A huge debt is forgiven; a small debt is not forgiven:
• The king forgave a debt of 10,000 talents.
A “talent” represented a large sum of money. It was actually a measure of weight, the largest weight in use among Jews (though its precise size is not known). When used, as here, for amounts of money, it was gold, silver, or copper that was weighed. In the parable it’s not specified which metal the talent comprised of, but either way “ten thousand talents” represented a huge sum of money.
10,000 talents = “MILLIONS of dollars” (NLT)
• The servant would not forgive a debt of 100 denarii.

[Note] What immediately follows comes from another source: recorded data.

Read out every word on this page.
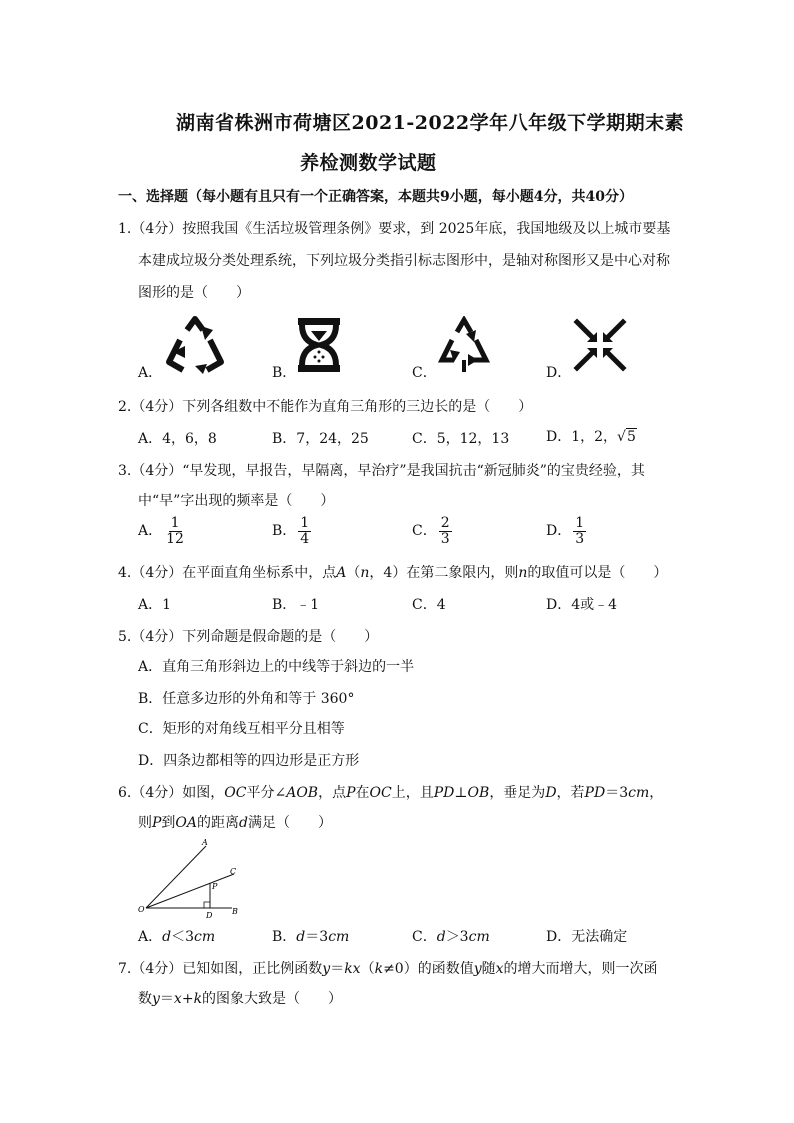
湖南省株洲市荷塘区2021-2022学年八年级下学期期末素
养检测数学试题
一、选择题（每小题有且只有一个正确答案，本题共9小题，每小题4分，共40分）
1.（4分）按照我国《生活垃圾管理条例》要求，到 2025年底，我国地级及以上城市要基
本建成垃圾分类处理系统，下列垃圾分类指引标志图形中，是轴对称图形又是中心对称
图形的是（　　）
A．	B．	C．	D．
2.（4分）下列各组数中不能作为直角三角形的三边长的是（　　）
A．4，6，8	B．7，24，25	C．5，12，13	D．1，2，√5
3.（4分）“早发现，早报告，早隔离，早治疗”是我国抗击“新冠肺炎”的宝贵经验，其
中“早”字出现的频率是（　　）
A． $\frac{1}{12}$	B． $\frac{1}{4}$	C． $\frac{2}{3}$	D． $\frac{1}{3}$
4.（4分）在平面直角坐标系中，点A（n，4）在第二象限内，则n的取值可以是（　　）
A．1	B．﹣1	C．4	D．4或﹣4
5.（4分）下列命题是假命题的是（　　）
A．直角三角形斜边上的中线等于斜边的一半
B．任意多边形的外角和等于 360°
C．矩形的对角线互相平分且相等
D．四条边都相等的四边形是正方形
6.（4分）如图，OC平分∠AOB，点P在OC上，且PD⊥OB，垂足为D，若PD＝3cm，
则P到OA的距离d满足（　　）
A
C
P
O
D B
A．d＜3cm	B．d＝3cm	C．d＞3cm	D．无法确定
7.（4分）已知如图，正比例函数y＝kx（k≠0）的函数值y随x的增大而增大，则一次函
数y＝x+k的图象大致是（　　）
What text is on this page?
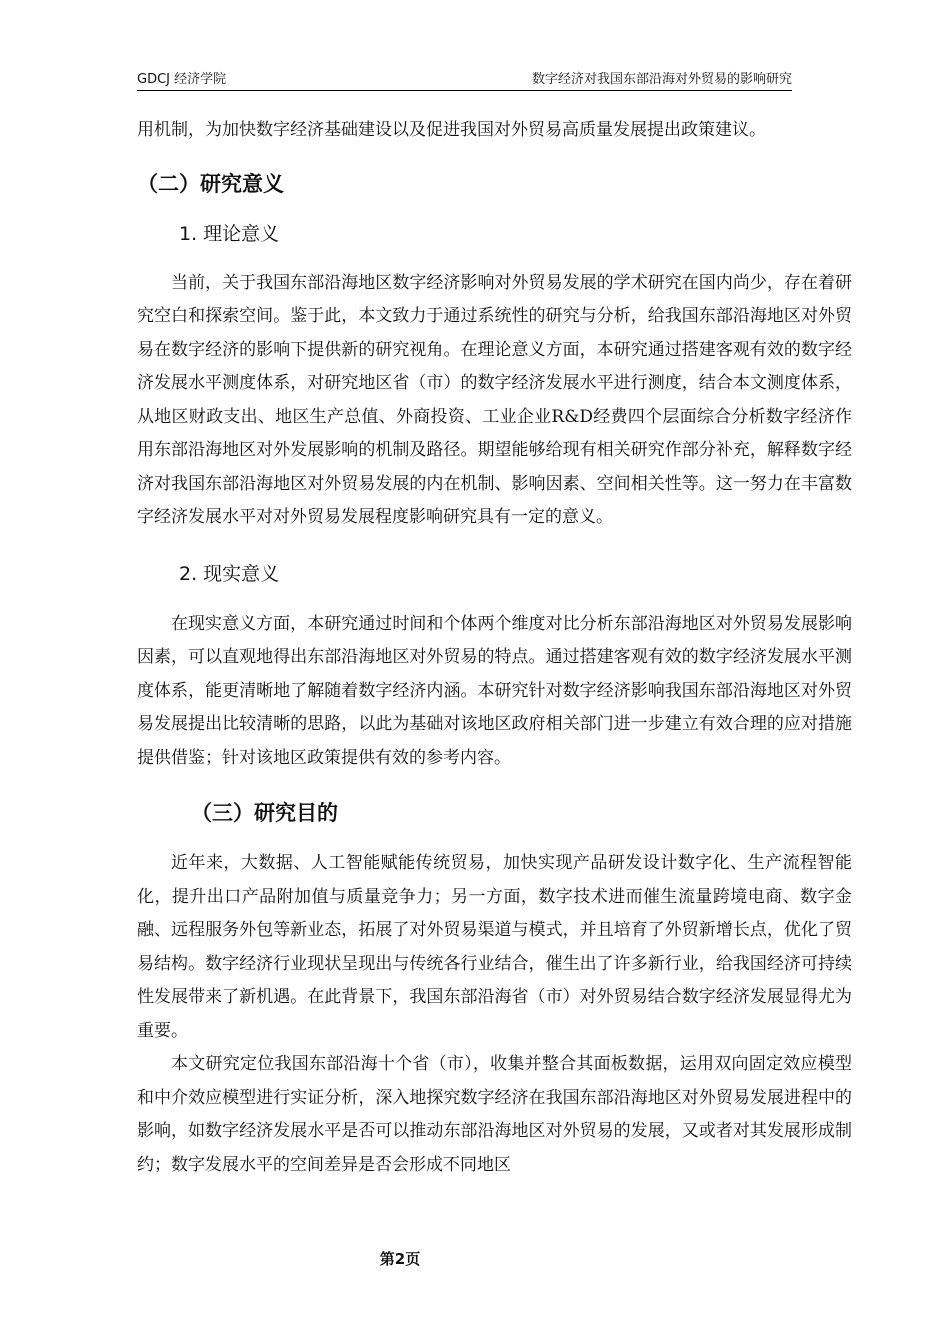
GDCJ 经济学院	数字经济对我国东部沿海对外贸易的影响研究

用机制，为加快数字经济基础建设以及促进我国对外贸易高质量发展提出政策建议。

（二）研究意义
1. 理论意义

当前，关于我国东部沿海地区数字经济影响对外贸易发展的学术研究在国内尚少，存在着研究空白和探索空间。鉴于此，本文致力于通过系统性的研究与分析，给我国东部沿海地区对外贸易在数字经济的影响下提供新的研究视角。在理论意义方面，本研究通过搭建客观有效的数字经济发展水平测度体系，对研究地区省（市）的数字经济发展水平进行测度，结合本文测度体系，从地区财政支出、地区生产总值、外商投资、工业企业R&D经费四个层面综合分析数字经济作用东部沿海地区对外发展影响的机制及路径。期望能够给现有相关研究作部分补充，解释数字经济对我国东部沿海地区对外贸易发展的内在机制、影响因素、空间相关性等。这一努力在丰富数字经济发展水平对对外贸易发展程度影响研究具有一定的意义。

2. 现实意义

在现实意义方面，本研究通过时间和个体两个维度对比分析东部沿海地区对外贸易发展影响因素，可以直观地得出东部沿海地区对外贸易的特点。通过搭建客观有效的数字经济发展水平测度体系，能更清晰地了解随着数字经济内涵。本研究针对数字经济影响我国东部沿海地区对外贸易发展提出比较清晰的思路，以此为基础对该地区政府相关部门进一步建立有效合理的应对措施提供借鉴；针对该地区政策提供有效的参考内容。

（三）研究目的

近年来，大数据、人工智能赋能传统贸易，加快实现产品研发设计数字化、生产流程智能化，提升出口产品附加值与质量竞争力；另一方面，数字技术进而催生流量跨境电商、数字金融、远程服务外包等新业态，拓展了对外贸易渠道与模式，并且培育了外贸新增长点，优化了贸易结构。数字经济行业现状呈现出与传统各行业结合，催生出了许多新行业，给我国经济可持续性发展带来了新机遇。在此背景下，我国东部沿海省（市）对外贸易结合数字经济发展显得尤为重要。

本文研究定位我国东部沿海十个省（市），收集并整合其面板数据，运用双向固定效应模型和中介效应模型进行实证分析，深入地探究数字经济在我国东部沿海地区对外贸易发展进程中的影响，如数字经济发展水平是否可以推动东部沿海地区对外贸易的发展，又或者对其发展形成制约；数字发展水平的空间差异是否会形成不同地区

第2页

A denarius was a Roman silver coin. It was the wage an ordinary laborer was paid for a day’s work. There were 6,000 denarii to a talent.
100 denarii = a common laborer’s wages for 100 DAYS
The wages for a hundred day’s work is not an insignificant amount of money. But a debt of 100 denarii looks very small when compared to a debt of ten thousand talents!

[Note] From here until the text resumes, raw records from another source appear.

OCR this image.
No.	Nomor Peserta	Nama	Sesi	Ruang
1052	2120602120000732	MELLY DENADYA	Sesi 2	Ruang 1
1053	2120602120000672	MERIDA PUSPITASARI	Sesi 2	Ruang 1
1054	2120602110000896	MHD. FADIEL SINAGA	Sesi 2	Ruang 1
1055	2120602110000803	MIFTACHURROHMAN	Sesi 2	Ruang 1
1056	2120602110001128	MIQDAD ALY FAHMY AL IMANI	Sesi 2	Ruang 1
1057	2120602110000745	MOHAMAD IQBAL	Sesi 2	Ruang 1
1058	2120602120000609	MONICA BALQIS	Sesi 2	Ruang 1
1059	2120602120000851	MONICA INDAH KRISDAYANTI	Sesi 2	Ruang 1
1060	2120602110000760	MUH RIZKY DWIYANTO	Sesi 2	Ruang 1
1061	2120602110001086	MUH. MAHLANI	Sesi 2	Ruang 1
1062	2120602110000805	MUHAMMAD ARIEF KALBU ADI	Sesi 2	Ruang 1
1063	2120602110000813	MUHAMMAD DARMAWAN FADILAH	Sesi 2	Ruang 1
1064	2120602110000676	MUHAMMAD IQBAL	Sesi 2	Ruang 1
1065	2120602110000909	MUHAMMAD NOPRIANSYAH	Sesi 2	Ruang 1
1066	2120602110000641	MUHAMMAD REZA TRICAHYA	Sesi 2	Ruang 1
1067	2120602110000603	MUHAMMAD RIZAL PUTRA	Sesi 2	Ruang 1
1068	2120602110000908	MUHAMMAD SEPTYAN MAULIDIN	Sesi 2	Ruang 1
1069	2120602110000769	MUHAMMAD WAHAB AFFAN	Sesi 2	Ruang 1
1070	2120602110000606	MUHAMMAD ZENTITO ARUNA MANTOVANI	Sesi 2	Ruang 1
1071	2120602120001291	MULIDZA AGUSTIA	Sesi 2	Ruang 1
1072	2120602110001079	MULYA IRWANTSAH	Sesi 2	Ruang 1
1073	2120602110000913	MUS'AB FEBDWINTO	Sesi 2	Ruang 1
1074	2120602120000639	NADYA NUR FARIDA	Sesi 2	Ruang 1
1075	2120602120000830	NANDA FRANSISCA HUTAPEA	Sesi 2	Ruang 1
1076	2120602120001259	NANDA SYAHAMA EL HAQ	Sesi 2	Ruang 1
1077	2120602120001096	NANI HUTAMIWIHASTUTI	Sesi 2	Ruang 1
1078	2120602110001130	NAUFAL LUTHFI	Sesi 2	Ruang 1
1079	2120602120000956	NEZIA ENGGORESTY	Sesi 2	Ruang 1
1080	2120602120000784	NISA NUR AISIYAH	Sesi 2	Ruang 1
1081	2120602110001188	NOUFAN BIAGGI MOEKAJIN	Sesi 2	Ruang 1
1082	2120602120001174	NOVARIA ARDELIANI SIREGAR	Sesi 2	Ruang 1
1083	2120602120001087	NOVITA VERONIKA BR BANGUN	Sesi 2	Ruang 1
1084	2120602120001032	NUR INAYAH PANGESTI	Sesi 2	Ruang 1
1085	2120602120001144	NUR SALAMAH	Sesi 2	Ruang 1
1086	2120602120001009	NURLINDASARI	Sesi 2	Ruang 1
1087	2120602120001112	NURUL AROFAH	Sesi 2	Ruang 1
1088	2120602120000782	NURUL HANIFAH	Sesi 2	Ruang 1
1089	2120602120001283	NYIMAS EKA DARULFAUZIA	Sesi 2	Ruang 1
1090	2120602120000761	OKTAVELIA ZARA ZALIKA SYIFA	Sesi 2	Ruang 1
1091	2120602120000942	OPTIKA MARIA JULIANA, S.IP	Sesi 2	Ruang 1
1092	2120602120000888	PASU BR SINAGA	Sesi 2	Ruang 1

This parable teaches us why and how we should forgive:
1. We have been forgiven FAR MORE that we will ever forgive.
He does not treat us as our sins deserve or repay us according to our iniquities. For as high as the heavens are above the earth, so great is his love for those who fear him; as far as the east is from the west, so far has he removed our transgressions from us (Psalm 103:10-12).

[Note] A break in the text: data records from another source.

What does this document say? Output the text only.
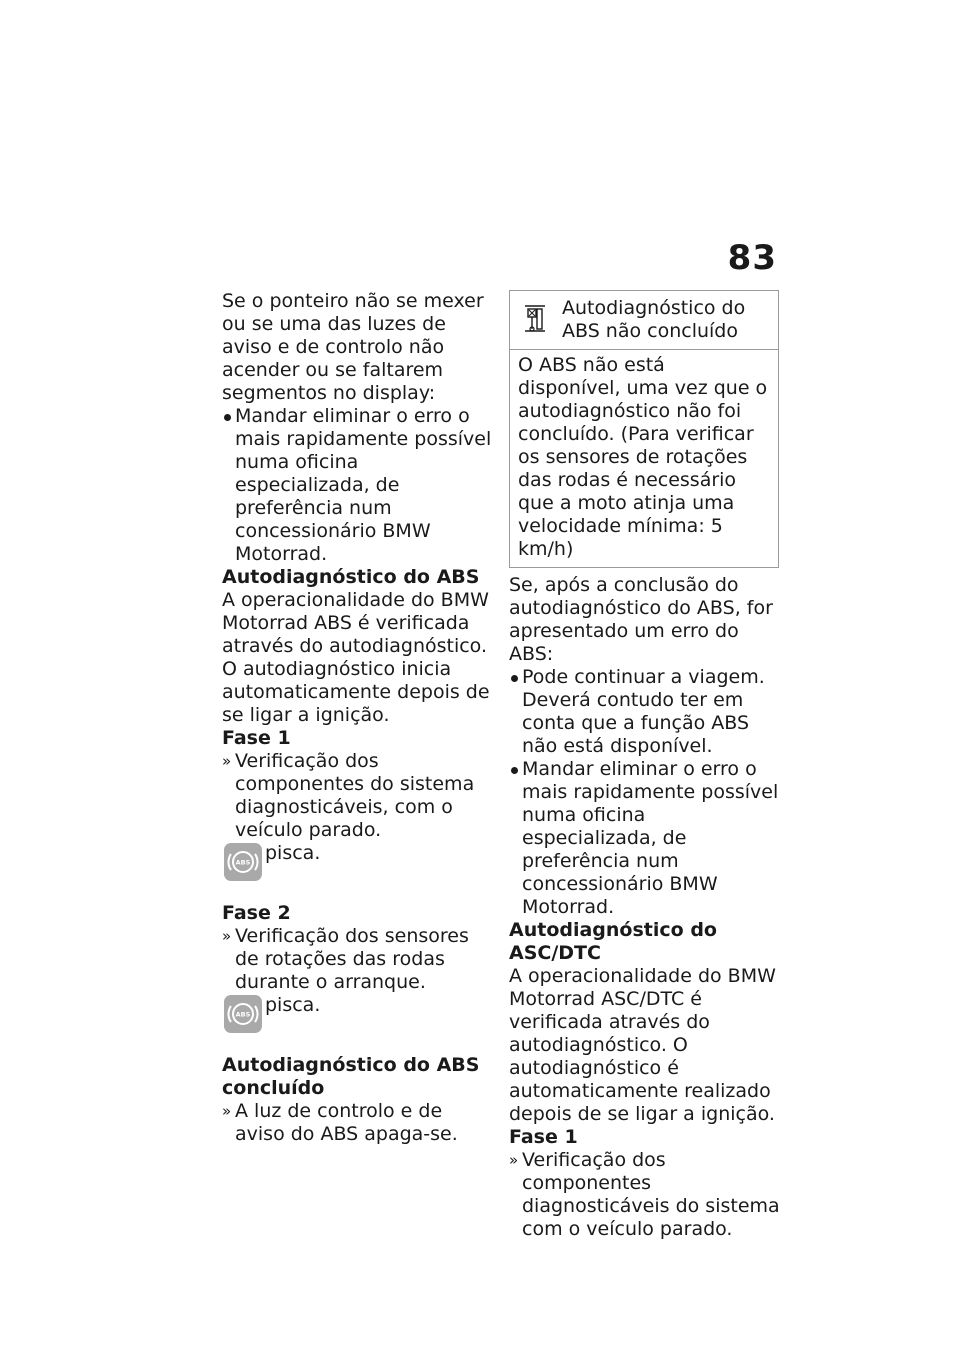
83

Se o ponteiro não se mexer ou se uma das luzes de aviso e de controlo não acender ou se faltarem segmentos no display:

Mandar eliminar o erro o mais rapidamente possível numa oficina especializada, de preferência num concessionário BMW Motorrad.

Autodiagnóstico do ABS

A operacionalidade do BMW Motorrad ABS é verificada através do autodiagnóstico. O autodiagnóstico inicia automaticamente depois de se ligar a ignição.

Fase 1

» Verificação dos componentes do sistema diagnosticáveis, com o veículo parado.
ABS pisca.

Fase 2

» Verificação dos sensores de rotações das rodas durante o arranque.
ABS pisca.

Autodiagnóstico do ABS concluído

» A luz de controlo e de aviso do ABS apaga-se.
Autodiagnóstico do ABS não concluído
O ABS não está disponível, uma vez que o autodiagnóstico não foi concluído. (Para verificar os sensores de rotações das rodas é necessário que a moto atinja uma velocidade mínima: 5 km/h)

Se, após a conclusão do autodiagnóstico do ABS, for apresentado um erro do ABS:

Pode continuar a viagem. Deverá contudo ter em conta que a função ABS não está disponível.
Mandar eliminar o erro o mais rapidamente possível numa oficina especializada, de preferência num concessionário BMW Motorrad.

Autodiagnóstico do ASC/DTC

A operacionalidade do BMW Motorrad ASC/DTC é verificada através do autodiagnóstico. O autodiagnóstico é automaticamente realizado depois de se ligar a ignição.

Fase 1

» Verificação dos componentes diagnosticáveis do sistema com o veículo parado.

As we read this parable we, like the servants in the story, we get angry with the unmerciful servant. But then we realize that we are like that servant when we refuse to forgive.
(This is reminiscent of the parable Nathan told King David, culminating in the devastating accusation, “You are the man!”)
2. We will NOT be forgiven by God if we are UNFORGIVING.
“This is how my heavenly Father will treat each of you…” (Matthew 18:35a).
“For if you forgive men when they sin against you, your heavenly Father will also forgive you. But if you do not forgive men their sins, your Father will not forgive your sins” (Matthew 6:14-15).
3. We should forgive CONSTANTLY.
Then Peter came to Jesus and asked, “Lord, how many times shall I forgive my brother when he sins against me? Up to seven times?” Jesus answered, “I tell you, not seven times, but seventy-seven times” (Matthew 18:21-22).
There was a rabbinic view that a person needed to forgive someone only three times: “If a man commits a transgression, the first, second and third time he is forgiven, the fourth time he is not forgiven” (Yoma 86b). Surely forgiving the same person seven times would be enough?
“Revenge is sweet.”
“Lamech said to his wives, ‘Adah and Zillah, listen to me; wives of Lamech, hear my words. I have killed a man for wounding me, a young man for injuring me. If Cain is avenged seven times, then Lamech seventy-seven times’” (Genesis 4:23-24). “Cain said to the Lord, ‘…whoever finds me will kill me.’ But the Lord said to him, ‘Not so; if anyone kills Cain, he will suffer vengeance seven times over’” (Genesis 4:13, 14-15).